Since it is such an important intertext for Altered Carbon and The Body, it seems appropriate to precede the analysis of narrative conflict in both texts by a closer look at Shelley’s seminal story. As we will see, Altered Carbon and The Body continue many of the motifs already found there. Frankenstein is perhaps the first novel centring on bioengineering. It anticipates many of the social, philosophical and theological concerns which characterise science fiction in general and cyberpunk in particular (Schwetmann 2006: 129). In the popular imagination, Frankenstein is usually stored as a conservative expression of technophobia (Butler 1996: 302), which frames the manipulation of human biology as an “unacceptable act of hubris” (Lebow 2012: 236). However, the novel appears to be more complex than a simple rejection of science and technology. For example, Frankenstein is a profoundly ambivalent character. As a scientist – hence, as a representative of the Bourgeois enlightenment (Schäfer 1977: 63) –, he is both hero and villain. Equally, Frankenstein’s monster – the product of science – is not simply evil. Rather, his destructive potential fully unfolds as a result of his rejection by his creator and, later, by society.
One reason for this ambivalence can be identified by analysing the border transgression that marks the narrative conflict in Frankenstein’s autodiegetic story: Frankenstein’s move from Geneva to Ingolstadt. At first sight, each town seems to represent a specific system of technology or knowledge, respectively. Geneva is the place where Frankenstein, living with his “unscientifical [sic] family” (Frankenstein: 22), becomes infatuated with alchemy. Ingolstadt is the place where his interest in natural science is sparked. It is thus tempting to read Frankenstein’s move from Geneva to Ingolstadt as signifying the progress from old to new technology, perhaps as symbolising the transition from a pre-industrialised England to one where the Industrial Revolution is in full swing. However, such an interpretation is too neat. After all, Frankenstein persists in pursuing the alchemists’ dream of overcoming death and “raising [...] ghosts or devils” (Frankenstein: 22) even after his exposure to modern science. Hence, there is a spill-over between these two epistemological systems across the topological border. The border that Frankenstein actually crosses might thus be not one between technologies but one between attitudes towards technologies.
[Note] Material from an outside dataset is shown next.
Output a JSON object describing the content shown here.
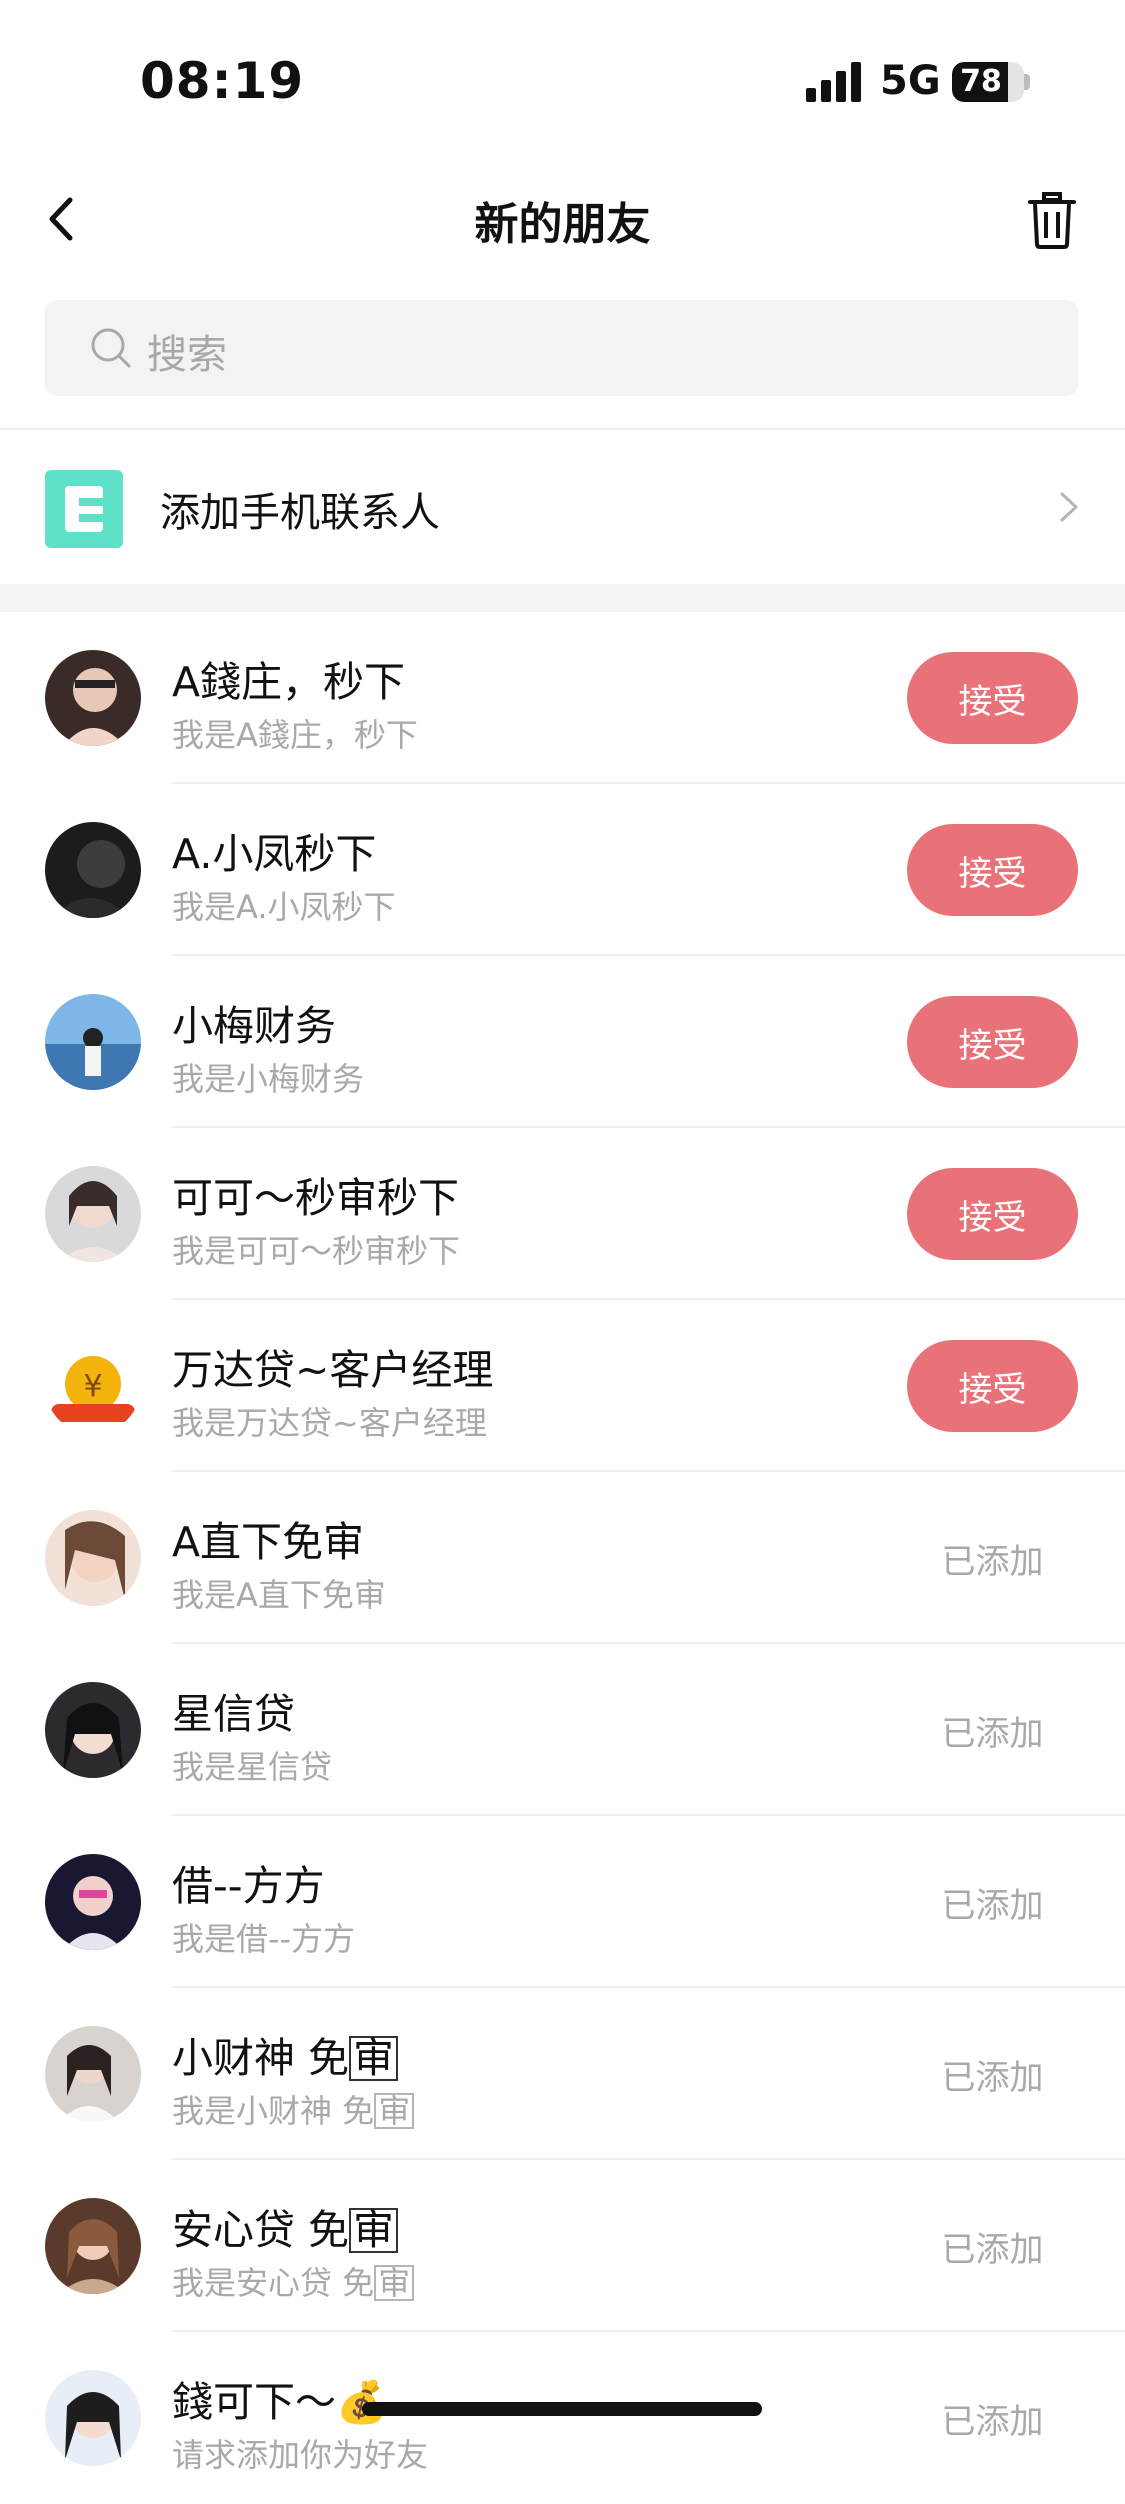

This change in attitudes towards technology is connected to a change in the valuation of social relations. Geneva constitutes not only a space of alchemist power fantasies but, more importantly, a space of social, especially familial embeddedness. Frankenstein stresses his parents’ benevolence time and again, who “were indulgent, and my companions amiable” (Frankenstein: 20). In view of this parental love, it is indeed striking that Frankenstein does not manage to show his creation a similar kind of affection. On the contrary, like a megalomaniac artist, he rejects his creature on what appear to be mostly aesthetic grounds. Ingolstadt is not only the space of modern scientific enquiry but also the space of self-imposed isolation if not narcissistic severing of social bonds. In his thought-provoking analysis, Vargish (2009: 335) relates Frankenstein’s rejection of his creation to the abandoning of “socially contextual conceptions of freedom” in the Romantic period. One certainly finds literary representations of individuals who wilfully place themselves outside social norms long before the Romantic period. However, these characters such as Marlowe’s Dr. Faustus are aware of their transgression. In contrast, Frankenstein, at least at first, “feel[s] socially justified in his unlimited pursuit of knowledge” (Vargish 2009: 335). Hence, the value conflict marked by the crossing of the basic topological border is one between social responsibility (in the form of familial duties) vs. self-actualisation (in the form of scientific progress) – two, arguably, “equally weighted rights” in the Hegelian sense (Zerba 1988: 71). Frankenstein’s ambivalent take on technology can be read as the result of the conflict between these two values.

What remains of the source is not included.